Numerical modelling of the energy balance and the englacial temperature of the Greenland Ice Sheet. Calculations for the ETH-Camp location (West Greenland, 1155 m a.s.l.)

Abstract

In the present work, a numerical model that calculates the surface energy blance, mass balance and temperature in the uppermost 25 m of ice at a single location on a glacier is presented. The model is forced by five “basic” meteorological elements: air temperature and humidity, wind speed, cloud amount and precipitation. The model was developed for studies of the Greenland Ice Sheet. Parameterizations of the surface energy fluxes were optimised with data mainly from the ETH Camp, West Greenland (1155 m a.s.l.). The model was tested on data collected during the summer of 1990 in the ETH Camp. In this case measurements of the radiative fluxes could be used.
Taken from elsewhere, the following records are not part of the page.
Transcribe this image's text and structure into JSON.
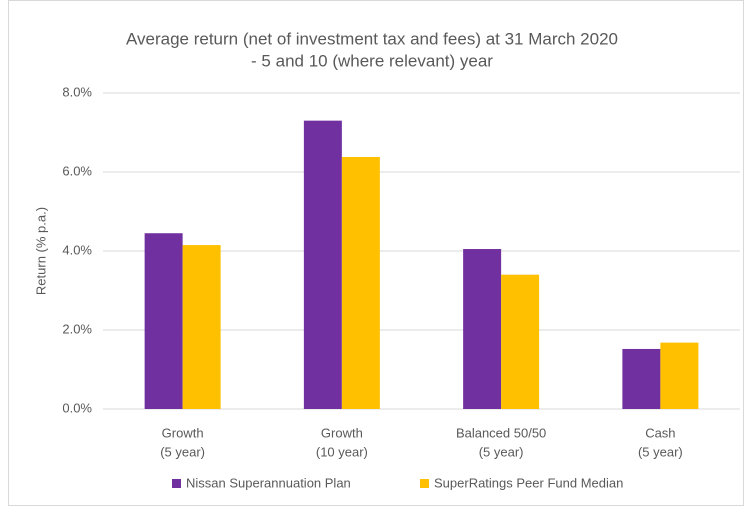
{
  "chart_data": {
    "type": "bar",
    "title": [
      "Average return (net of investment tax and fees) at 31 March 2020",
      "- 5 and 10 (where relevant) year"
    ],
    "y_label": "Return (% p.a.)",
    "categories": [
      [
        "Growth",
        "(5 year)"
      ],
      [
        "Growth",
        "(10 year)"
      ],
      [
        "Balanced 50/50",
        "(5 year)"
      ],
      [
        "Cash",
        "(5 year)"
      ]
    ],
    "series": [
      {
        "name": "Nissan Superannuation Plan",
        "color": "#7030a0",
        "values": [
          4.45,
          7.3,
          4.05,
          1.52
        ]
      },
      {
        "name": "SuperRatings Peer Fund Median",
        "color": "#ffc000",
        "values": [
          4.15,
          6.38,
          3.4,
          1.68
        ]
      }
    ],
    "ylim": [
      0,
      8
    ],
    "yticks": [
      {
        "value": 0,
        "label": "0.0%"
      },
      {
        "value": 2,
        "label": "2.0%"
      },
      {
        "value": 4,
        "label": "4.0%"
      },
      {
        "value": 6,
        "label": "6.0%"
      },
      {
        "value": 8,
        "label": "8.0%"
      }
    ],
    "grid": true,
    "legend": "bottom"
  }
}
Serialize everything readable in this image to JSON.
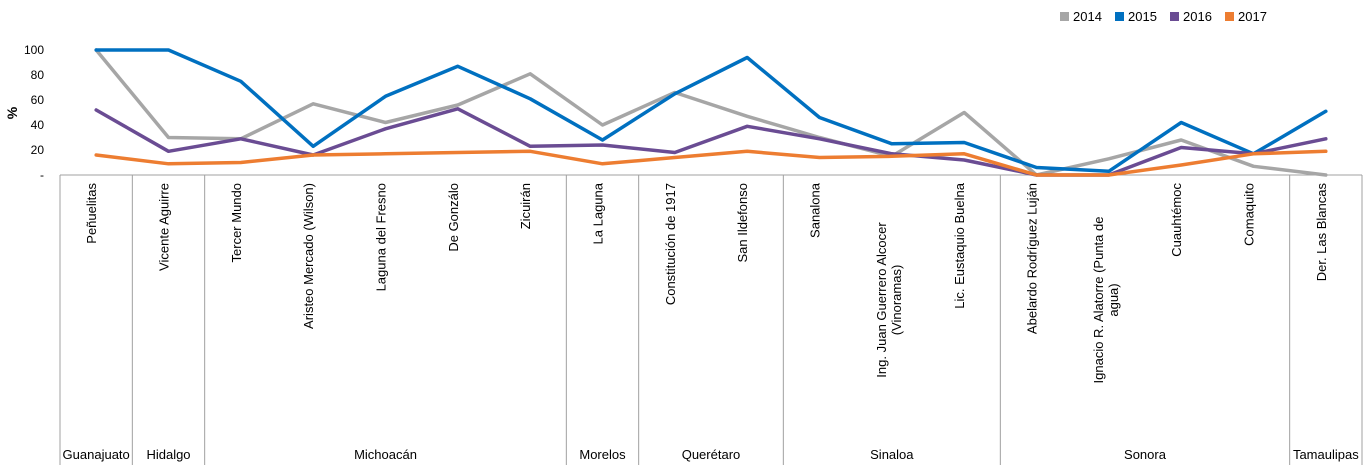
{
  "chart_data": {
    "type": "line",
    "ylabel": "%",
    "ylim": [
      0,
      100
    ],
    "yticks": [
      "-",
      "20",
      "40",
      "60",
      "80",
      "100"
    ],
    "categories": [
      "Peñuelitas",
      "Vicente Aguirre",
      "Tercer Mundo",
      "Aristeo Mercado (Wilson)",
      "Laguna del Fresno",
      "De Gonzálo",
      "Zicuirán",
      "La Laguna",
      "Constitución de 1917",
      "San Ildefonso",
      "Sanalona",
      "Ing. Juan Guerrero Alcocer (Vinoramas)",
      "Lic. Eustaquio Buelna",
      "Abelardo Rodríguez Luján",
      "Ignacio R. Alatorre (Punta de agua)",
      "Cuauhtémoc",
      "Comaquito",
      "Der. Las Blancas"
    ],
    "groups": [
      {
        "name": "Guanajuato",
        "count": 1
      },
      {
        "name": "Hidalgo",
        "count": 1
      },
      {
        "name": "Michoacán",
        "count": 5
      },
      {
        "name": "Morelos",
        "count": 1
      },
      {
        "name": "Querétaro",
        "count": 2
      },
      {
        "name": "Sinaloa",
        "count": 3
      },
      {
        "name": "Sonora",
        "count": 4
      },
      {
        "name": "Tamaulipas",
        "count": 1
      }
    ],
    "legend_position": "top-right",
    "grid": false,
    "series": [
      {
        "name": "2014",
        "color": "#a6a6a6",
        "values": [
          100,
          30,
          29,
          57,
          42,
          56,
          81,
          40,
          66,
          47,
          30,
          15,
          50,
          0,
          13,
          28,
          7,
          0
        ]
      },
      {
        "name": "2015",
        "color": "#0070c0",
        "values": [
          100,
          100,
          75,
          23,
          63,
          87,
          61,
          28,
          65,
          94,
          46,
          25,
          26,
          6,
          3,
          42,
          17,
          51
        ]
      },
      {
        "name": "2016",
        "color": "#6a4c93",
        "values": [
          52,
          19,
          29,
          16,
          37,
          53,
          23,
          24,
          18,
          39,
          29,
          17,
          12,
          0,
          0,
          22,
          17,
          29
        ]
      },
      {
        "name": "2017",
        "color": "#ed7d31",
        "values": [
          16,
          9,
          10,
          16,
          17,
          18,
          19,
          9,
          14,
          19,
          14,
          15,
          17,
          0,
          0,
          8,
          17,
          19
        ]
      }
    ]
  }
}
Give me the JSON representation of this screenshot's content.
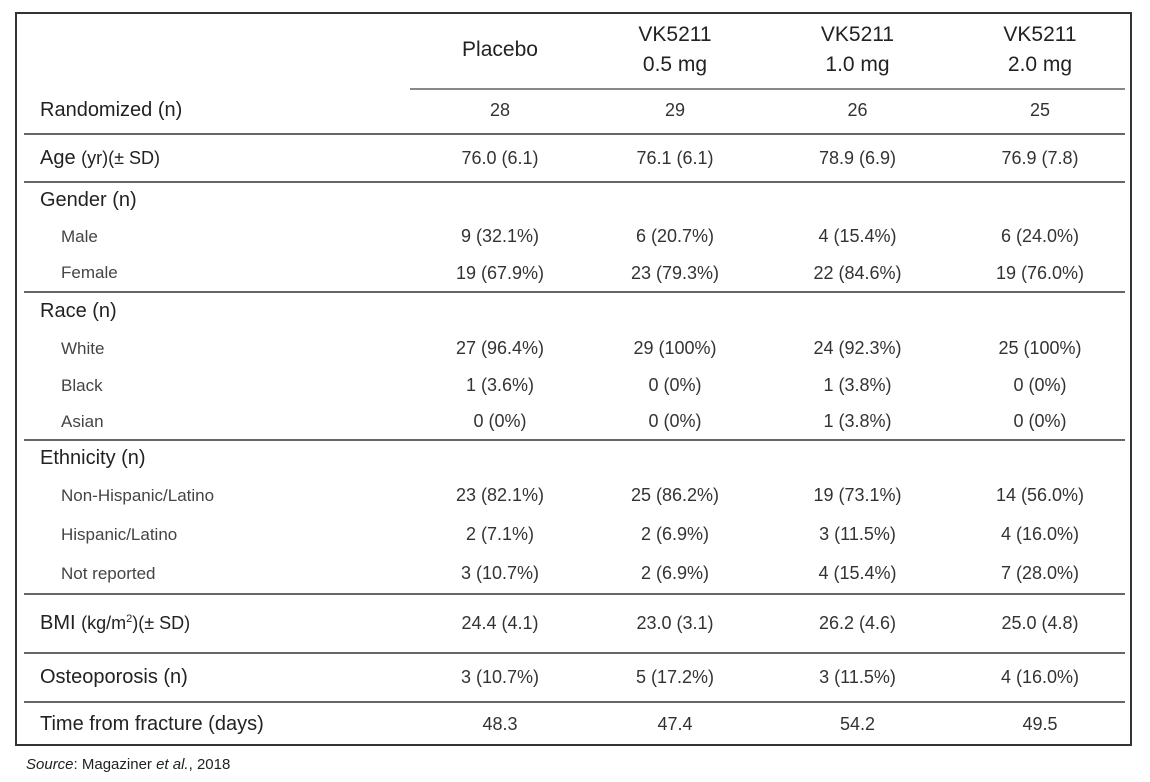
{
  "columns": [
    "Placebo",
    "VK5211\n0.5 mg",
    "VK5211\n1.0 mg",
    "VK5211\n2.0 mg"
  ],
  "column_lines": [
    [
      "Placebo",
      ""
    ],
    [
      "VK5211",
      "0.5 mg"
    ],
    [
      "VK5211",
      "1.0 mg"
    ],
    [
      "VK5211",
      "2.0 mg"
    ]
  ],
  "rows": {
    "randomized": {
      "label": "Randomized (n)",
      "values": [
        "28",
        "29",
        "26",
        "25"
      ]
    },
    "age": {
      "label": "Age",
      "unit": "(yr)(± SD)",
      "values": [
        "76.0 (6.1)",
        "76.1 (6.1)",
        "78.9 (6.9)",
        "76.9 (7.8)"
      ]
    },
    "gender": {
      "label": "Gender (n)"
    },
    "male": {
      "label": "Male",
      "values": [
        "9 (32.1%)",
        "6 (20.7%)",
        "4 (15.4%)",
        "6 (24.0%)"
      ]
    },
    "female": {
      "label": "Female",
      "values": [
        "19 (67.9%)",
        "23 (79.3%)",
        "22 (84.6%)",
        "19 (76.0%)"
      ]
    },
    "race": {
      "label": "Race (n)"
    },
    "white": {
      "label": "White",
      "values": [
        "27 (96.4%)",
        "29 (100%)",
        "24 (92.3%)",
        "25 (100%)"
      ]
    },
    "black": {
      "label": "Black",
      "values": [
        "1 (3.6%)",
        "0 (0%)",
        "1 (3.8%)",
        "0 (0%)"
      ]
    },
    "asian": {
      "label": "Asian",
      "values": [
        "0 (0%)",
        "0 (0%)",
        "1 (3.8%)",
        "0 (0%)"
      ]
    },
    "ethnicity": {
      "label": "Ethnicity (n)"
    },
    "non_hispanic": {
      "label": "Non-Hispanic/Latino",
      "values": [
        "23 (82.1%)",
        "25 (86.2%)",
        "19 (73.1%)",
        "14 (56.0%)"
      ]
    },
    "hispanic": {
      "label": "Hispanic/Latino",
      "values": [
        "2 (7.1%)",
        "2 (6.9%)",
        "3 (11.5%)",
        "4 (16.0%)"
      ]
    },
    "not_reported": {
      "label": "Not reported",
      "values": [
        "3 (10.7%)",
        "2 (6.9%)",
        "4 (15.4%)",
        "7 (28.0%)"
      ]
    },
    "bmi": {
      "label": "BMI",
      "unit_pre": "(kg/m",
      "unit_sup": "2",
      "unit_post": ")(± SD)",
      "values": [
        "24.4 (4.1)",
        "23.0 (3.1)",
        "26.2 (4.6)",
        "25.0 (4.8)"
      ]
    },
    "osteoporosis": {
      "label": "Osteoporosis (n)",
      "values": [
        "3 (10.7%)",
        "5 (17.2%)",
        "3 (11.5%)",
        "4 (16.0%)"
      ]
    },
    "time_from_fracture": {
      "label": "Time from fracture (days)",
      "values": [
        "48.3",
        "47.4",
        "54.2",
        "49.5"
      ]
    }
  },
  "source": {
    "label": "Source",
    "text": ": Magaziner ",
    "etal": "et al.",
    "year": ", 2018"
  }
}
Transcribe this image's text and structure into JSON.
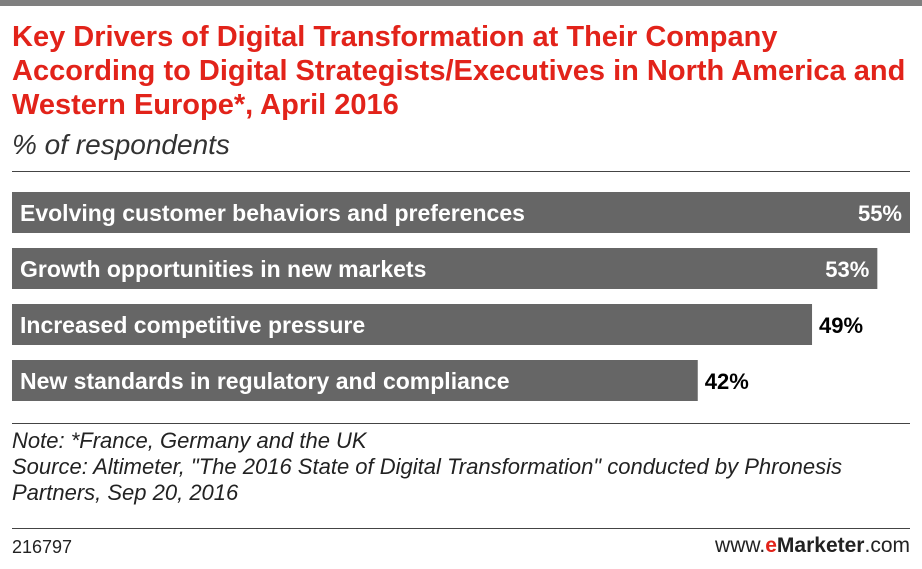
{
  "title": "Key Drivers of Digital Transformation at Their Company According to Digital Strategists/Executives in North America and Western Europe*, April 2016",
  "subtitle": "% of respondents",
  "chart_data": {
    "type": "bar",
    "orientation": "horizontal",
    "categories": [
      "Evolving customer behaviors and preferences",
      "Growth opportunities in new markets",
      "Increased competitive pressure",
      "New standards in regulatory and compliance"
    ],
    "values": [
      55,
      53,
      49,
      42
    ],
    "value_labels": [
      "55%",
      "53%",
      "49%",
      "42%"
    ],
    "xlim": [
      0,
      55
    ],
    "grid": false,
    "bar_color": "#666666",
    "label_color": "#ffffff"
  },
  "notes": {
    "note": "Note: *France, Germany and the UK",
    "source": "Source: Altimeter, \"The 2016 State of Digital Transformation\" conducted by Phronesis Partners, Sep 20, 2016"
  },
  "footer": {
    "id": "216797",
    "brand_prefix": "www.",
    "brand_e": "e",
    "brand_name": "Marketer",
    "brand_suffix": ".com"
  },
  "colors": {
    "title": "#e2231a",
    "bar": "#666666",
    "rule": "#444444"
  }
}
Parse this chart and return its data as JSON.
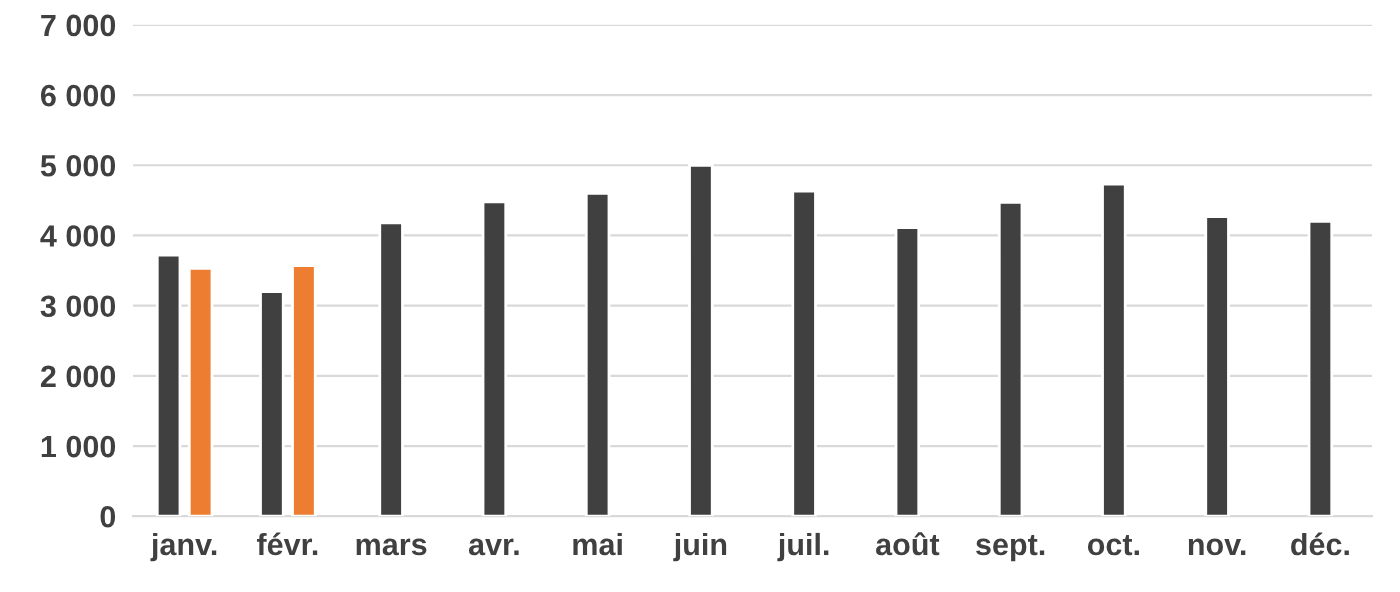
{
  "chart_data": {
    "type": "bar",
    "categories": [
      "janv.",
      "févr.",
      "mars",
      "avr.",
      "mai",
      "juin",
      "juil.",
      "août",
      "sept.",
      "oct.",
      "nov.",
      "déc."
    ],
    "series": [
      {
        "color": "#404040",
        "values": [
          3720,
          3200,
          4180,
          4480,
          4600,
          5000,
          4630,
          4110,
          4470,
          4730,
          4270,
          4200
        ]
      },
      {
        "color": "#ed7d31",
        "values": [
          3530,
          3570,
          null,
          null,
          null,
          null,
          null,
          null,
          null,
          null,
          null,
          null
        ]
      }
    ],
    "ylim": [
      0,
      7000
    ],
    "yticks": [
      0,
      {
        "value": 1000,
        "label": "1 000"
      },
      {
        "value": 2000,
        "label": "2 000"
      },
      {
        "value": 3000,
        "label": "3 000"
      },
      {
        "value": 4000,
        "label": "4 000"
      },
      {
        "value": 5000,
        "label": "5 000"
      },
      {
        "value": 6000,
        "label": "6 000"
      },
      {
        "value": 7000,
        "label": "7 000"
      }
    ],
    "grid": "y"
  }
}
A reasonable fit between measurements and calculations of mass balance and englacial temperature could be obtained. The energy balance of this summer is discussed. In a second application, the annual cycle of the energy and mass balance and the englacial temperature at the location of the ETH Camp was simulated. In this case long term average values of the input variables were estimated from measurements at other locations and the radiative fluxes were computed with the parameterizations. The effect of model uncertainties on the calculated mass balance and 10 m ice temperature is discussed. The energy balance and the relation between air and ice temperature are analysed. The uncertainty in the calculated ablation is so large (500–1000 mm w.e./yr) that the contribution of ablation on the Greenland Ice Sheet to sea-level rise cannot be calculated with sufficient accuracy (i.e. 60 mm w.e./yr) with this kind of model. However, the model should be appropriate for the determination of the sensitivity of ablation to climate change. It is predicted that at the ETH Camp the mass balance will decrease by 610 mm w.e./yr after a temperature increase of 1°C.